15 Settembre 2025 @auci@ 0 Comments
Piccola Africa

Piccola Africa

La terra rossa, la polvere che si alza e arriva nel retro di un pick-up, il buon profumo del cibo pronto che spesso si mescola all’odore di urina e di bruciato, i baracchini azzurri, i bambini scalzi e con le canottiere bucate. Gli occhi, fari bianchi colmi di stupore. I panni stesi sull’erba. La musica, il caos. Le urla. “Les blanches”.

Sei ragazze bianche. Sei ragazze strane, diverse, belle.
Sei ragazze che un po’ si somigliano, non solo per il colore della pelle.
Si osservano, si passano l’olio a tavola. Cominciano a prendersi in giro, prima con estrema dolcezza, poi azzardando qualche battuta tagliente.
Sembra che si piacciano. Sei ragazze che diventano casa.

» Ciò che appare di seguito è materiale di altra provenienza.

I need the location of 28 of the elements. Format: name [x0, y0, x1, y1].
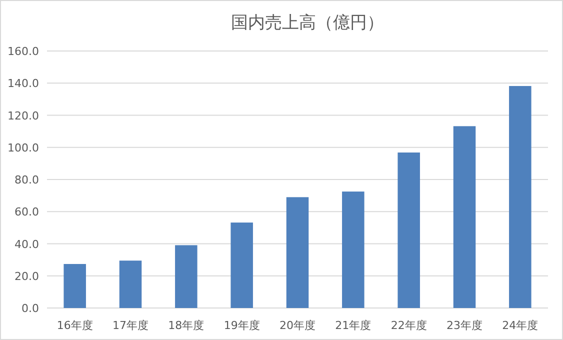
bar	[453, 126, 476, 308]
x-tick-label: 18年度	[168, 319, 204, 332]
y-tick-label: 20.0	[14, 270, 39, 283]
bar	[342, 192, 364, 308]
bar	[398, 152, 420, 308]
bar	[119, 260, 142, 308]
y-tick-label: 100.0	[8, 141, 39, 154]
y-tick-label: 160.0	[8, 45, 39, 58]
x-tick-label: 22年度	[390, 319, 427, 332]
bar	[509, 86, 532, 308]
y-tick-label: 120.0	[8, 109, 39, 122]
bar	[64, 264, 86, 308]
x-tick-label: 24年度	[502, 319, 538, 332]
y-tick-label: 40.0	[14, 238, 39, 251]
y-tick-label: 140.0	[8, 77, 39, 90]
bar	[286, 197, 309, 308]
x-tick-label: 21年度	[335, 319, 372, 332]
x-tick-label: 16年度	[56, 319, 93, 332]
x-tick-label: 20年度	[280, 319, 316, 332]
x-tick-label: 17年度	[112, 319, 148, 332]
y-tick-label: 60.0	[14, 206, 39, 219]
x-tick-label: 23年度	[446, 319, 482, 332]
x-tick-label: 19年度	[224, 319, 260, 332]
y-tick-label: 80.0	[14, 174, 39, 186]
bar	[175, 245, 198, 308]
y-tick-label: 0.0	[22, 302, 39, 315]
bar	[230, 222, 253, 308]
chart-title: 国内売上高（億円）	[231, 13, 384, 33]
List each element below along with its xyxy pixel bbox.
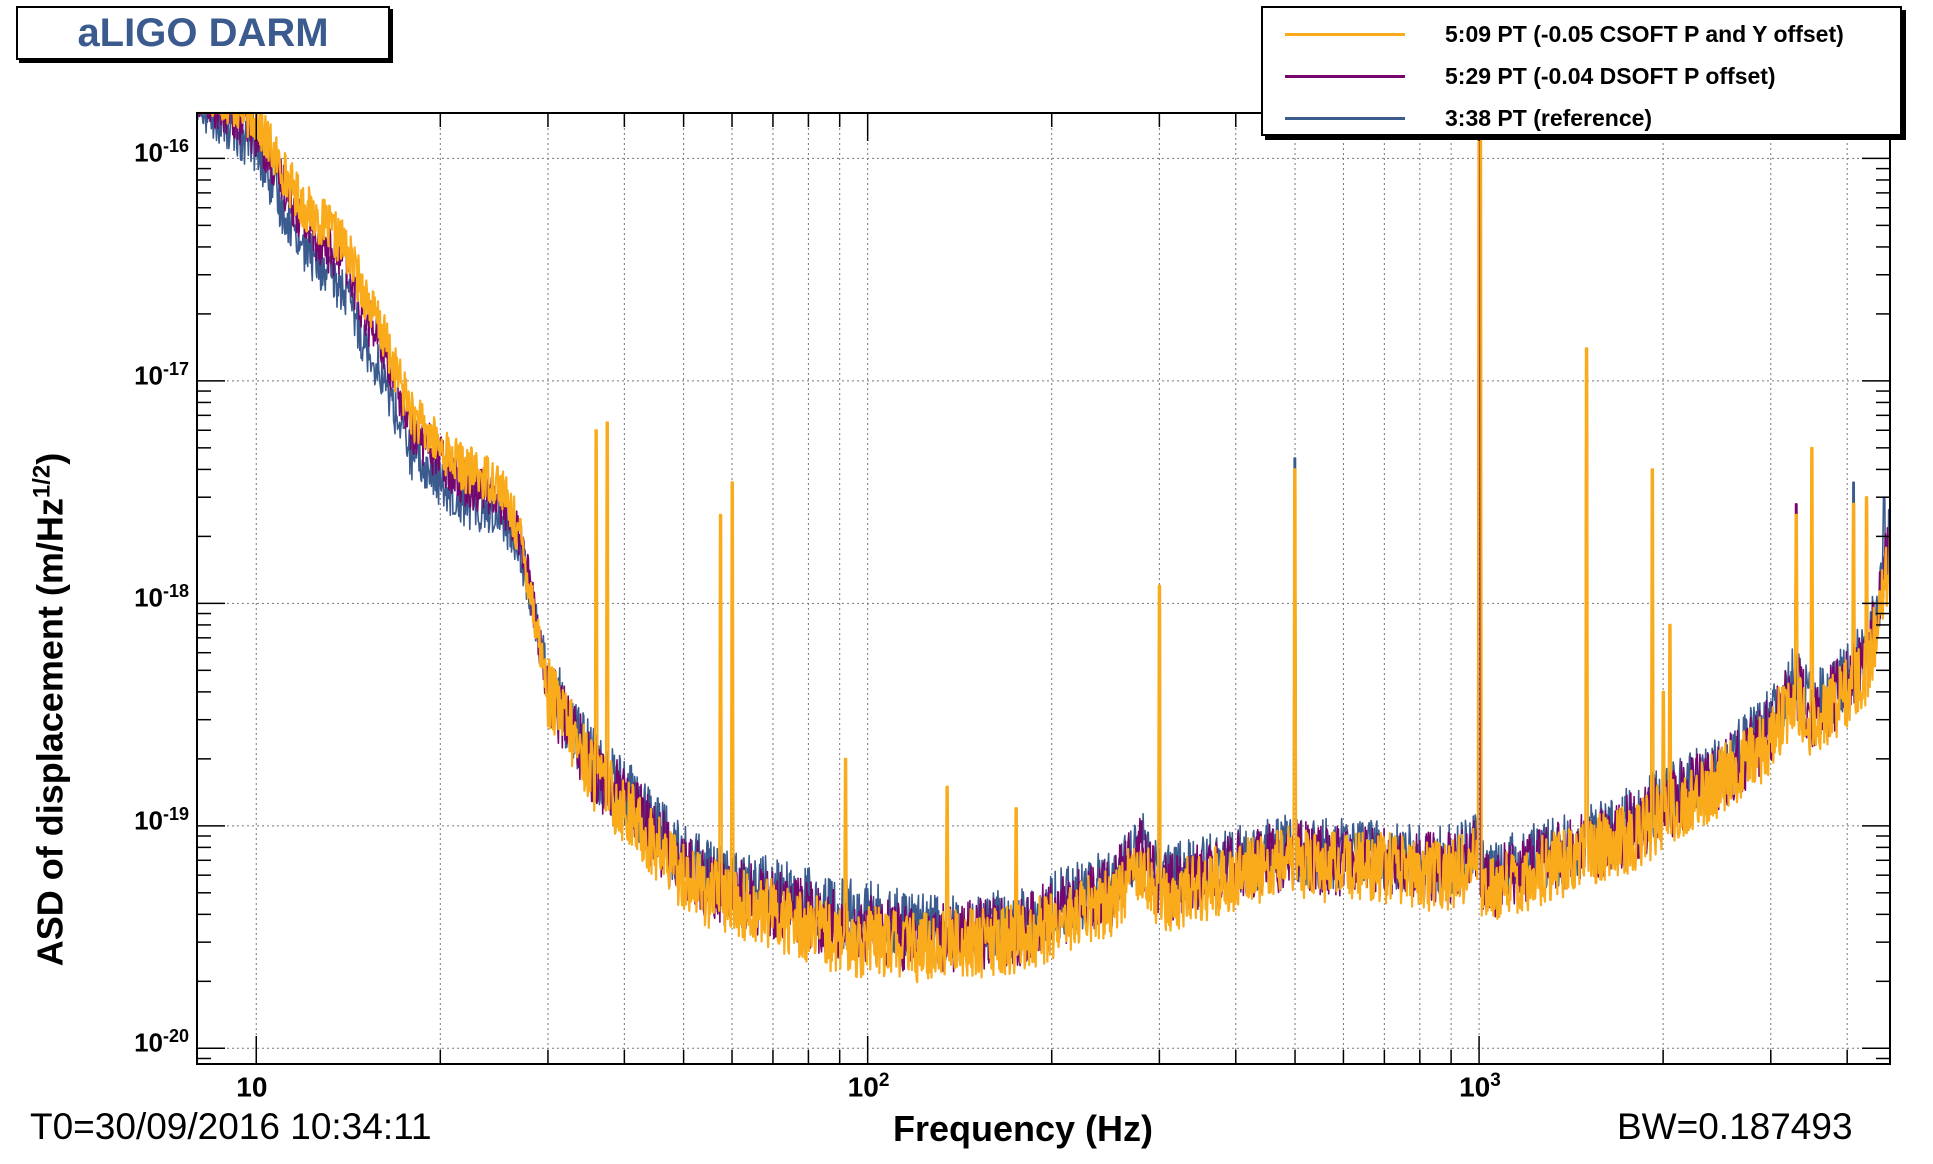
legend-swatch-1 [1285, 32, 1405, 36]
y-tick-label: 10-19 [134, 803, 189, 836]
x-tick-label: 10 [236, 1071, 268, 1103]
legend-label-3: 3:38 PT (reference) [1445, 104, 1653, 131]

Condividono i primi pianti, il primo viaggio nella foresta incontaminata, la prima passeggiata al mercato, le prime grida dall’ospedale, il primo mototaxi, la prima vipera nel piatto, i primi problemi intestinali.
I primi saluti pieni di nostalgia, per chi ti ha accompagnato solo nelle prime due settimane d’Africa.
I primi weekend senza luce, le prime 48 ore senza acqua.
I primi giorni in ospedale. I primi parti, scioccanti. Il primo intervento, la prima salle opératoire. Le prime destabilizzazioni, personali e professionali.

Sei ragazze che si fanno spazio in una piccola casa dietro un albero di guajava.
Fanno spazio a tante prime volte.
Fanno spazio a persone ed emozioni nuove.